The other category is complexed calcium, which is where the positively charged calcium is ionically linked to tiny negatively charged molecules like oxalate, which is a small anion that are normally found in our blood in small amounts. The complexed calcium forms a molecule that’s electrically neutral but unlike free-ionized calcium is not useful for cellular processes. Both of these are called diffusible because they’re small enough to diffuse across cell membranes.

Finally though there’s the non-diffusible calcium which is bound to negatively charged proteins like albumin, the resulting protein-calcium complex is too large and charged to cross membranes, leaving this calcium also uninvolved in cellular processes.

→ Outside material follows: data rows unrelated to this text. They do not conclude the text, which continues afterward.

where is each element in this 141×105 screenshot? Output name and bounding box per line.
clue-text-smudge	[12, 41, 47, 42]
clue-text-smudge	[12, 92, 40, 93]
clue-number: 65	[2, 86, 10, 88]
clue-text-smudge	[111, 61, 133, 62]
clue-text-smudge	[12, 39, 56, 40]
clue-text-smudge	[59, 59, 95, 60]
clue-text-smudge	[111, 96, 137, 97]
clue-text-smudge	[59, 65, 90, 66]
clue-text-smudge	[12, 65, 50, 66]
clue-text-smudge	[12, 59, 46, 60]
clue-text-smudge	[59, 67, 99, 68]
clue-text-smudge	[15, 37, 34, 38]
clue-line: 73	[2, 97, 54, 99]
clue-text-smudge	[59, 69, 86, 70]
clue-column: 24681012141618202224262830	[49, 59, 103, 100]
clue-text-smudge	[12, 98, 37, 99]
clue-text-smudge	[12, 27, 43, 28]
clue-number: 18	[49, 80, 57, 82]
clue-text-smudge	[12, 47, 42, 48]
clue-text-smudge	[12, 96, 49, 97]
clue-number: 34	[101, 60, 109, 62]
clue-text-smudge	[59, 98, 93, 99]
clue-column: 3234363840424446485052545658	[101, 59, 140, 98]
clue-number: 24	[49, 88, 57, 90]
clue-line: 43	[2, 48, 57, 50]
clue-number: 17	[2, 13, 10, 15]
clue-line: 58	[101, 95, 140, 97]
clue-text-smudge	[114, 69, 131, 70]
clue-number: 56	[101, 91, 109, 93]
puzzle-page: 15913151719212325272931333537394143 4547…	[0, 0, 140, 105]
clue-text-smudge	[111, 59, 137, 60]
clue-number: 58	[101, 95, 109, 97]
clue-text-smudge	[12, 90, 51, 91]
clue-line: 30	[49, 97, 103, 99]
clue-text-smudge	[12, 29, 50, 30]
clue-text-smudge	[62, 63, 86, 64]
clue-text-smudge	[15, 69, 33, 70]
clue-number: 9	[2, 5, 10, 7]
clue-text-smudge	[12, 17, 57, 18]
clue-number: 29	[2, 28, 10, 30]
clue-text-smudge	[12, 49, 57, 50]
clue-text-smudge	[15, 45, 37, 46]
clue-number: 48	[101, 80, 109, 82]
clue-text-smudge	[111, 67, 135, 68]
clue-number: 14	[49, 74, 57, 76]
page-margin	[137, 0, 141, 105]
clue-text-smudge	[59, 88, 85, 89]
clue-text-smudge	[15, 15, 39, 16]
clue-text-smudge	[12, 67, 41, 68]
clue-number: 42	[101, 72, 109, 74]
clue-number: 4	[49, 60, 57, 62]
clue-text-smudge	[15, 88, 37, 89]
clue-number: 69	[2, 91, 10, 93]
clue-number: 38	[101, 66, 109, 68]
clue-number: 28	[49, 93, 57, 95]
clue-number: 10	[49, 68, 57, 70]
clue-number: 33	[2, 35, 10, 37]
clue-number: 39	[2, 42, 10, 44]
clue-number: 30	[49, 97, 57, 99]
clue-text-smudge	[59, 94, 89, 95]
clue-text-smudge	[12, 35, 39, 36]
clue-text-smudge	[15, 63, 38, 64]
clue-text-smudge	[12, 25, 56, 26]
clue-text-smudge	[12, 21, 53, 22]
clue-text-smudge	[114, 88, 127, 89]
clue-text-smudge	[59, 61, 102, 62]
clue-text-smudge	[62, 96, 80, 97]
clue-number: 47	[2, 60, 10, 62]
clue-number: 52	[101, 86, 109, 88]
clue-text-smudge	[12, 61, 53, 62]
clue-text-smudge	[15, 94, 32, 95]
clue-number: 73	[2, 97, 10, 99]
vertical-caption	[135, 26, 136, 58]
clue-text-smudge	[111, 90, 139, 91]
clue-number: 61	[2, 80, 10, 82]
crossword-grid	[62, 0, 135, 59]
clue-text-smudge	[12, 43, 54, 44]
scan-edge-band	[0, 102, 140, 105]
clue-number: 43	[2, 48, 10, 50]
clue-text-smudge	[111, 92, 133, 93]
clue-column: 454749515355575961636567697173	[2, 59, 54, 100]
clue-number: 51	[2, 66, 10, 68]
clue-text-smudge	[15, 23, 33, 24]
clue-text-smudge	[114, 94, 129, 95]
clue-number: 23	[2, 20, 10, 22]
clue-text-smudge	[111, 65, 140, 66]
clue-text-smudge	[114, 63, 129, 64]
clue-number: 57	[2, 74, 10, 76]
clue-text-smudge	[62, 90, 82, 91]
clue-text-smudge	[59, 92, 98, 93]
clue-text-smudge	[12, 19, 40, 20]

When the body’s levels of extracellular calcium change, it’s detected by a surface receptor in parathyroid cells called the calcium-sensing receptor. This affects the amount of parathyroid hormone that gets released by the parathyroid gland.

The parathyroid hormone gets the bones to release calcium, and gets the kidneys to reabsorb more calcium so it's not lost in the urine as well as synthesize calcitriol also known as 1,25-dihydroxycholecalciferol also known as active vitamin D.

Active vitamin D then goes on to cause the gastrointestinal tract to increase calcium absorption. All together, these effects help to keep the extracellular levels of calcium within a narrow range, between 8.5 to 10 mg/dl.

Sometimes though, total calcium levels in the blood, which includes both diffusible and non-diffusible - in blood can vary a bit, depending on the blood's pH and protein levels.

This happens because albumin has acidic amino acids, like glutamate and aspartate, which have some carboxyl groups that are in the form of COO- or COOH. Overall the balance of COO- and COOH changes based on the pH of the blood.

When there’s a high pH, or alkalosis, there are very few protons floating around, and so those carboxyl groups tend to be in the COO- form.

More COO- groups tend to make albumin negatively charged, and since calcium is positively charged, opposites attract, and the negatively charged albumin latches onto calcium, which means there’s more bound calcium and less free-ionized calcium in the blood.

And so even though the total levels of calcium are the same, there’s less ionized calcium which is the one that’s important for cellular processes and can lead to symptoms of hypocalcemia.